The following is a summary of the methods paper:
When work on Lead-DBS was started in 2012, we began collecting subcortical atlases of the brain to best define anatomy. For instance, the ATAG atlas was made freely available by the Forstmann group in Amsterdam.
Over the years, with growing experience, we noticed that none of the available atlases was precisely suited for use in Lead-DBS, none of them was explicitly built for our toolbox.
One limitation of most available atlases (when used in Lead-DBS) can be seen in the figure below:
Your patient data will (if quality allows) show a similar hypointense region that defines (part) of the STN.
- If you use a nonlinear deformation algorithm (like the Advanced Normalization Tools, FSL- or SPM-based implementations in Lead-DBS) to register the hypointense region of your patient’s brain to the MNI template AND
- If data & algorithms were perfect => this would lead to the hypointense region of your patient’s brain exactly matching the STN of the template.
If you now combine this image with an atlas that doesn’t exactly fit the MNI template, a systematic mismatch will result!
Above: This figure further illustrates the systematic error introduced by a misplaced atlas (i.e. an atlas not precisely matching the template that is used for normalization).
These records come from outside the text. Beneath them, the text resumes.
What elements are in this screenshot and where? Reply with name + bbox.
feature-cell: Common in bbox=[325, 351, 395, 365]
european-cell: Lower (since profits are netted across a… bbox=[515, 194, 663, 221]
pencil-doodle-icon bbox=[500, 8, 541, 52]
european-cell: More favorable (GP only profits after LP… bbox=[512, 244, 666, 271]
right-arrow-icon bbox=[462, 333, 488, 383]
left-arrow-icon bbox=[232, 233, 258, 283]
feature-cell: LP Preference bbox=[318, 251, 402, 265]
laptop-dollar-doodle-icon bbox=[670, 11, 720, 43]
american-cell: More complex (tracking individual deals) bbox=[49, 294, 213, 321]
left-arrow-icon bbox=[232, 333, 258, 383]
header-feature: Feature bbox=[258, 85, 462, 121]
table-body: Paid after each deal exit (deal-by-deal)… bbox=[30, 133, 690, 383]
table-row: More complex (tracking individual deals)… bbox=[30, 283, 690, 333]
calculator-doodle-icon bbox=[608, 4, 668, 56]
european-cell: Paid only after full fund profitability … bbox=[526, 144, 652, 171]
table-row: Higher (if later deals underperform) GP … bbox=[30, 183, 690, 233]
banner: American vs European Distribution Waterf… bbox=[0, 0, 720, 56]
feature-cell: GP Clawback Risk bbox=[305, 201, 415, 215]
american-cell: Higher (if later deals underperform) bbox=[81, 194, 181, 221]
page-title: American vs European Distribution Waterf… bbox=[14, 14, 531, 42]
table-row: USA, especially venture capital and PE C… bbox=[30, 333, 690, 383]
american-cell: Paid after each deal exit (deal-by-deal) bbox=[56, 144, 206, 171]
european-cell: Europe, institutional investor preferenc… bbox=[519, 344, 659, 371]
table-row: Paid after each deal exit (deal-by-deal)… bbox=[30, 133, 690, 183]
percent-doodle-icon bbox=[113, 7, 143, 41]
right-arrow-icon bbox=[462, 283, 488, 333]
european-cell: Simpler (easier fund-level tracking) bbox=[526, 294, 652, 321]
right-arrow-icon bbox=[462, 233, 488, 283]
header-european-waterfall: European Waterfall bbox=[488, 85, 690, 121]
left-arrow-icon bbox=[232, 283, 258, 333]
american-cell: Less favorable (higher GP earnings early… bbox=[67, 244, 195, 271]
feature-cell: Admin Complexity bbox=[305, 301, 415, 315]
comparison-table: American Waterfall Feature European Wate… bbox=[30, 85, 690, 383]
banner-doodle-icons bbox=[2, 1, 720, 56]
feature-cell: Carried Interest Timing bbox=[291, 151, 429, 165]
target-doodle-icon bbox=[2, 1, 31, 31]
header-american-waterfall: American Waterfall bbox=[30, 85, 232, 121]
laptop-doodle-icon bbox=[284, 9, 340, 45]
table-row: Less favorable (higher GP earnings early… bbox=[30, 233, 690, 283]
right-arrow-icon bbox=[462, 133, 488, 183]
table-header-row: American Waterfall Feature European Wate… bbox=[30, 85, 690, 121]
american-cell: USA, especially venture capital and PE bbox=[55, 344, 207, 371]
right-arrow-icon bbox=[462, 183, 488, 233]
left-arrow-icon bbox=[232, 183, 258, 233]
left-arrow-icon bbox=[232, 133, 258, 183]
Above conclusions forced us to create an atlas that is “made for Lead-DBS”
We wanted to create an atlas that is i) very precisely aligned to the ICBM 2009b MNI template and ii) accurate enough to visualize all structures relevant for DBS surgery. This resulted in three separate stages.
Stage 1: A multimodal region-growing algorithm applied to MNI templates
In this stage, the T1-, T2-, PD- and T2rlx weighted templates were segmented simultaneously, incorporating all information in parallel. First, a multimodel region-growing-like algorithm was applied that produced probability maps. These maps were then used to manually segment subthalamic nucleus, red nucleus, internal and external pallidum directly within the space of the template series.
Stage 2: Precise co-registration of histology, using Stage 1 as additional anchor points
To “fill the gaps” between the regions defined on the template itself, a precise histological atlas was graciously provided by Mallar Chakravarty (Douglas Institute) and Louis Collins (MNI). To align this data as precisely as possible to the MNI space, manual structures were used as additional anchorpoints in a nonlinear pseudo-MRI to template warp.
Stage 3: Further parcellation of core DBS targets by means of structural connectivity
The final stage was to further subdivide the primary DBS targets, namely the STN and the GPi by means of structural connectivity. This has been done in multiple studies for the STN, subdividing it into sensorimotor, associative and limbic subregions. It has not been done for the GPi, potentially given it’s closeness to efferent and afferent structures. We used the efferent connectivity of the GPi that projects to thalamic functional zones as they were defined in the famous Behrens 2003 study.
The final result is an atlas that is i) precisely coregistered to the ICBM 2009b nonlinear asymmetric MNI template and ii) very detailed (based on histology and structural connectivity).